Remember all those places you took note of? Maybe even jotted down some actual notes about? We’re going to use all of that to help write the response.
So, first thing’s first, who are you writing to? What’s their name? Triple check to make sure you spell it right. But open your piece with their name.
Why do you want to do this when the system clearly shows who you’re responding to? Because it’s personal, and people respond to their names. It shows that you took the time to notice, to care, and to show it.
Now, a little praise is just fine, but you want to write more than praise alone. You want to tell them why you liked the piece, and more, what about it resonated and how. Going beyond simple praise will give the comment more weight and will automatically make it stand out from other comments that are maybe a few words at best, and hyper-focused on praise and praise alone.
What you’re after is more than just a compliment, you want to show the writer that their work resonated and you found meaning in it. Praise is good, connections are better
Also, it’s OK to disagree with a point in the text. It should go without saying that you want to be respectful, and let empathy drive the comment. This is where highlighting the good stuff first comes in really helpful. Here, especially, you want to make sure to add in a genuine compliment but strike a balance. You don’t want to gush praise and then write a disagreement. One or the other will feel like a lie.
Comments are simple, short, easy once you get their rhythm down. Just think of them as a mini-blog post, or better, a very short letter written to the writer of the piece and focus on why and how it connected with you.
Step 5. Take it to the next level
Now, to really take your engagement to the next level, read more by the author. Maybe not all at once. Actually, it’s better to come back regularly than just taking a deep dive.
If you really resonated with the work, share it and show it. Use some of the ideas from your comments to help you write a quick blurb to introduce the blog post to your followers on various social media platforms.
Remember, reading and writing are how we support one another. Just in different ways. It all comes back to the community we share, and active, and committed engagement is one of the best ways we have to build that community up.

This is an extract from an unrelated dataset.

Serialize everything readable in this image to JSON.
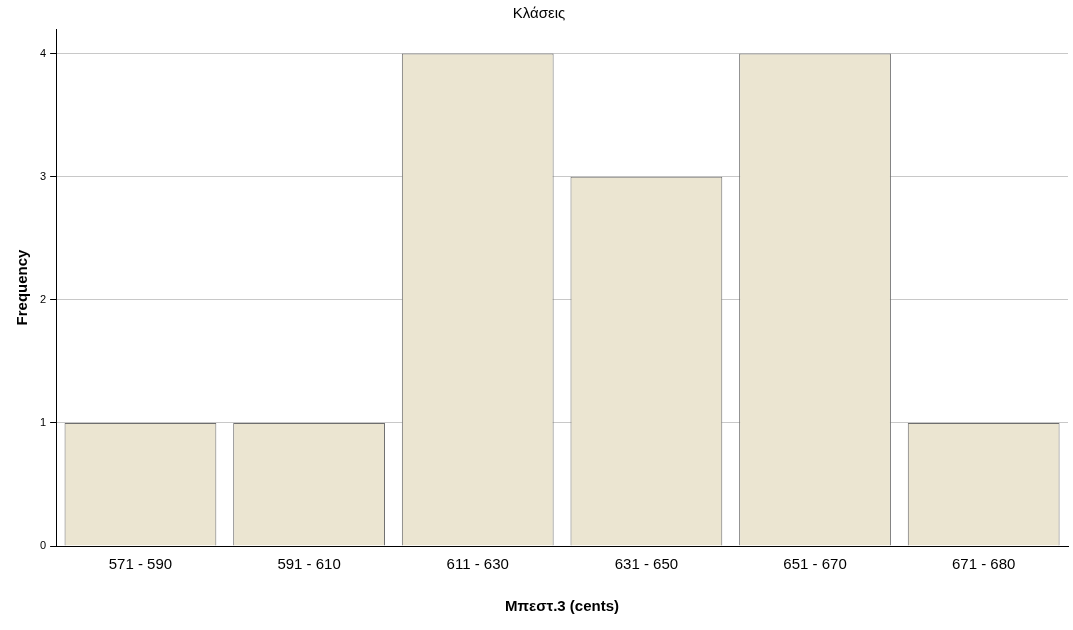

That’s it. Nothing too hard, right? And yet, when you start to actively engage with the work of other writers, you start to plug into something truly powerful and rewarding.
You go from an isolated blogger, hoping people might see and even respond to your work, to a blogger that’s plugged into the community and paying it forward. Your work becomes more than what you produce alone, but also what you produce in the community as well.
Now you’re fully equipped to get out there and start engaging with other writers. Happy commenting!